Ceux qui prennent prétexte des faillites ou des malversations de quelques
groupes internationaux pour réglementer l’économie et « réformer le
capitalisme » se réclament de principes qui partout où ils ont été appliqués
ont conduit des pays entiers à la faillite parce qu’ils ont neutralisé le
seul principe de régulation qui fonctionne, c’est-à-dire le marché. Certes,
le marché est loin d’être parfait mais il fonctionne et il est bien réel
alors qu’une organisation parfaite n’est que chimère puisque toute
construction humaine est nécessairement perfectible. En empêchant la faillite
des acteurs qui ne contribuent pas à créer de la richesse, on fragilise
l’ensemble du système. Et c’est seulement une variation libre des prix qui
nous permet de savoir si les richesses sont correctement allouées.
L’histoire
a montré ce que la théorie soupçonnait : il n’y a aucune exception à la
faillite du communisme. Partout où il a été expérimenté, à l’Est (Russie)

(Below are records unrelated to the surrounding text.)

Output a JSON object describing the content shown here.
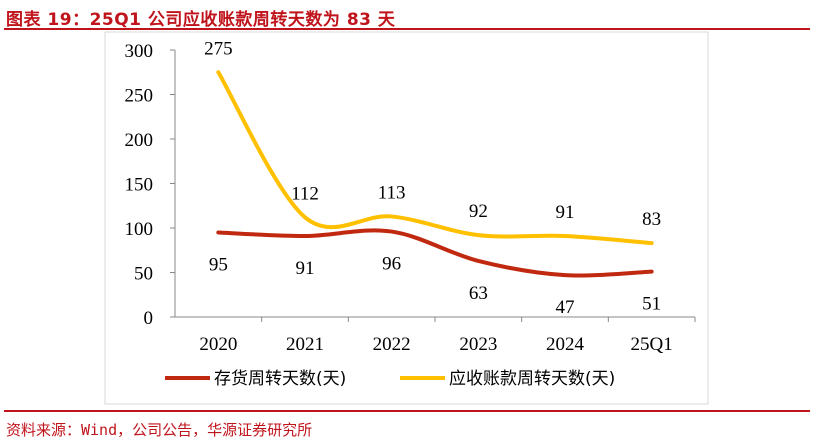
{
  "title": "图表 19：25Q1 公司应收账款周转天数为 83 天",
  "source": "资料来源：Wind，公司公告，华源证券研究所",
  "chart_data": {
    "type": "line",
    "title": "图表 19：25Q1 公司应收账款周转天数为 83 天",
    "categories": [
      "2020",
      "2021",
      "2022",
      "2023",
      "2024",
      "25Q1"
    ],
    "series": [
      {
        "name": "存货周转天数(天)",
        "values": [
          95,
          91,
          96,
          63,
          47,
          51
        ],
        "color": "#c0290f"
      },
      {
        "name": "应收账款周转天数(天)",
        "values": [
          275,
          112,
          113,
          92,
          91,
          83
        ],
        "color": "#ffc000"
      }
    ],
    "ylim": [
      0,
      300
    ],
    "yticks": [
      0,
      50,
      100,
      150,
      200,
      250,
      300
    ],
    "grid": false,
    "legend": "bottom",
    "xlabel": "",
    "ylabel": ""
  }
}
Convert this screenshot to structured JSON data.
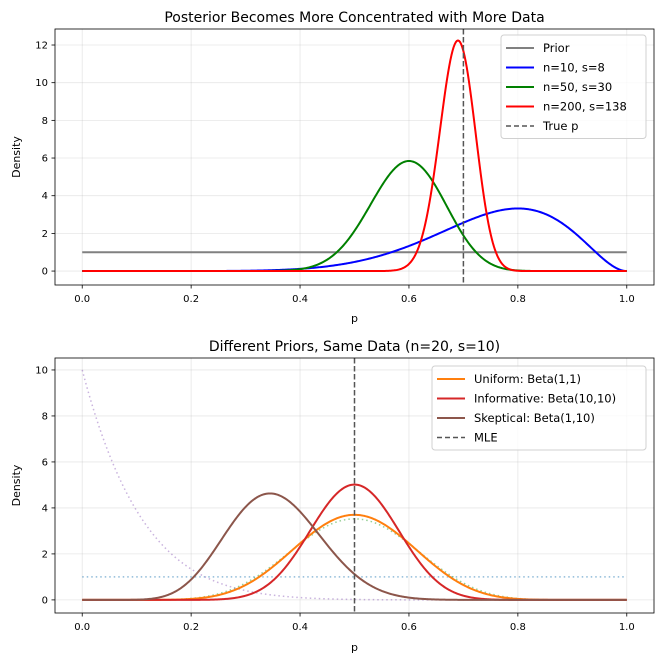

comme à l’Ouest (Cuba), en Europe (R.D.A.) comme en Asie (Vietnam ou Corée du
Nord), au Nord comme au Sud, l’application systématique de principes
alternatifs à une économie libre a conduit aux mêmes résultats : écrasement
des peuples, arrêt de la croissance et appauvrissement du pays, exode des
élites. Il n’y a aucune exception et l’expérience fut massive. Qui peut citer
un pays communiste riche ? Il n’y a même pas une exception pour confirmer la
règle ! Tous ceux qui ont eu la prétention de s’opposer à la régulation libre
et spontanée de l’économie par le jeu de la concurrence, qui implique la
possibilité de la faillite, ont propagé la faillite elle-même. Autrement
dit, dans le contexte d’un marché libre, la faillite peut se produire mais
elle est locale ; dans le contexte d’une économie administrée et planifiée,
la faillite se produit nécessairement et elle est globale. Et ce sont les
orphelins du communisme qui prétendent donner des leçons de saine gestion aux
pays capitalistes ! Dans une économie libre qui autorise le développement de
millions d’entreprises, il y a nécessairement quelques entreprises douteuses
et mal gérées ; mais celles-ci seront inéluctablement évincées par la
concurrence.
La
faillite d’une entreprise mal gérée n’est certainement pas le signe que le
capitalisme est en crise. Les naïfs et les ignorants le croyaient déjà au
XIX° siècle. C’est au contraire la preuve que le marché fonctionne : les
entreprises qui satisfont clients, salariés et actionnaires détiennent la clé
du succès alors que celles qui trompent clients, salariés et actionnaires
sont inévitablement sanctionnées par le marché. Si à court terme les attentes
des clients, des salariés et des actionnaires paraissent contradictoires,
elles sont à terme nécessairement complémentaires puisque tous ont intérêt à
ce que l’entreprise perdure et se développe. D’ailleurs, seule la vision
marxiste sépare ces différents acteurs de l’économie en classes distinctes et
antagonistes alors que, dans les faits, nous sommes tour à tour en situation
de salariés (quand nous louons notre force de travail ou nos compétences),
d’actionnaires (quand nous plaçons notre épargne) et de clients (lorsque nous
consommons). Et l’on doit forcément travailler, consommer et épargner…
L’observation des faits, l’étude de l’histoire économique et la théorie
enseignent que les marchés, les industries, les produits et les entreprises
obéissent à des cycles de vie à l'intérieur duquel la possibilité de grandir
ou de faire faillite joue un rôle fondamentalement régulateur. Les problèmes
systémiques commencent lorsque l’Etat cherche à contrarier ces mécanismes.